ABID ULLAH JANÂ argues that US support to unpopular warlords against the Islamists of Somalia strengthens the Muslim view that America is at war witrh Islam
Jeffrey Gettleman and Mark Mazzetti wrote an interesting report in the New York Times December 14 edition.
Besides the convoluted core concept, also have a look at the opening of the report, filled with all cliché terms mastered and hammered down our throats by Islamophobes with increasing intensity.
“The stadium was packed, the guns were cocked and even the drenching rain could not douse the jihadist fire.
Thousands of Somalis, from fully veiled, machine-gun-toting women to little boys in baggy fatigues, gathered Friday to rally against what they called foreign aggression. As a squall blew in, they punched wet fists into the air and yelled, “Allahu akbar,” or “God is great.”
“I am ready to die,” said Osama Abdi Rahim, dressed head to toe in camouflage and marching around with a loaded rifle. He is 7 years old.
The inevitability of war hangs over Mogadishu, Somalia’s bullet-pocked seaside capital. But unlike the internal anarchy that has consumed the country for 15 years, the looming battle is now with Ethiopia, threatening to further destabilize the troubled Horn of Africa.
In the past week the increasingly militant Islamists in control of Mogadishu and much of the rest of the country have begun a food drive, a money drive and an AK-47 assault rifle drive, and have sent doctors and nurses, along with countless young soldiers, to the front lines.
For its part, Ethiopia, with tacit approval from the United States, has been steadily slipping soldiers across the border, trying to hold off the Islamists and shore up Somalia’s weak, unpopular and divided transitional government.”
There doesn’t seem to be much debate about the alignments of power in Somalia.

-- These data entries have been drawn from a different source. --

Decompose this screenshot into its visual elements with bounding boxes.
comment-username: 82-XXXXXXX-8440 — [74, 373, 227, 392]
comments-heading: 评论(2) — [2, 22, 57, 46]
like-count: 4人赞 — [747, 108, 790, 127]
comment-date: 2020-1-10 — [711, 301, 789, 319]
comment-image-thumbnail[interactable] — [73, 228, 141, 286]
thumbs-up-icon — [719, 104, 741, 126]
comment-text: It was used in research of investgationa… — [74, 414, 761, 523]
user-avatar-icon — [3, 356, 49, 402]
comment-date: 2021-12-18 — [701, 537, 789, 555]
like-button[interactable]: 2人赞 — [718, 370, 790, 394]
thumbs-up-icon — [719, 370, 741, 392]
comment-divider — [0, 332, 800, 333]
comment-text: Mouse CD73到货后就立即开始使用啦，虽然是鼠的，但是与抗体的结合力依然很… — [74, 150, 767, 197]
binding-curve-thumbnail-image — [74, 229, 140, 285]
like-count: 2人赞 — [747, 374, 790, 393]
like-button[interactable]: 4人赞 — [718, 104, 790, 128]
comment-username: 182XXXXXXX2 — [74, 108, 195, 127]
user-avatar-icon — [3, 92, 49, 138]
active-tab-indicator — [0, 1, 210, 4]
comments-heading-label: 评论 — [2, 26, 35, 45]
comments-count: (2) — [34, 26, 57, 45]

The power of the people is overwhelmingly behind the so-labelled “Islamists.” Representative Donald M. Payne, who is expected to become the next chairman of the House subcommittee on Africa, is admitting as much when he concedes, “The Islamists aren’t going away, so the sooner we talk to them, the better.”
What irony then that in the place where Vice-President Cheney and his Islamophobe cohorts claim that Osama bin Laden and company were once taught a fateful lesson in American weakness because of the United States’ ignominious retreat from Mogadishu in 1994, the Bush administration is now providing another lesson – this time in American duplicity – as it sides with Ethiopia in its intervention in Somalia and with Somalia’s unpopular warlords against the overwhelming majority of Somalis.
A more enlightened administration might see in Somalia an opportunity to reverse the expectation across the Islamic world that the United States will always act in visceral opposition to the Muslim will to live by Islam, which has been demonized as “political Islam”; the U.S. could thereby empower the more pragmatic Muslim leaders struggling against the oppressive dictators.
Instead, the American response simply gives more strength to the fear of a majority of Muslims by confirming the widely held view that the US and its allies are at war with Islam because they see it as a threat to the de facto colonisation, which continues to keep them oppressed and their resources exploited after the strategic withdrawal of the direct colonial rule.
If there’s one thread that seems to endure in U.S. foreign policy it is that the will of the people, both at home and abroad, is the least thing among Washington’s considerations. When masses of people around the world are led to believe that America views their aspirations with contempt, this is what fuels anti-Americanism and intensify the struggle for real freedom and self-determination.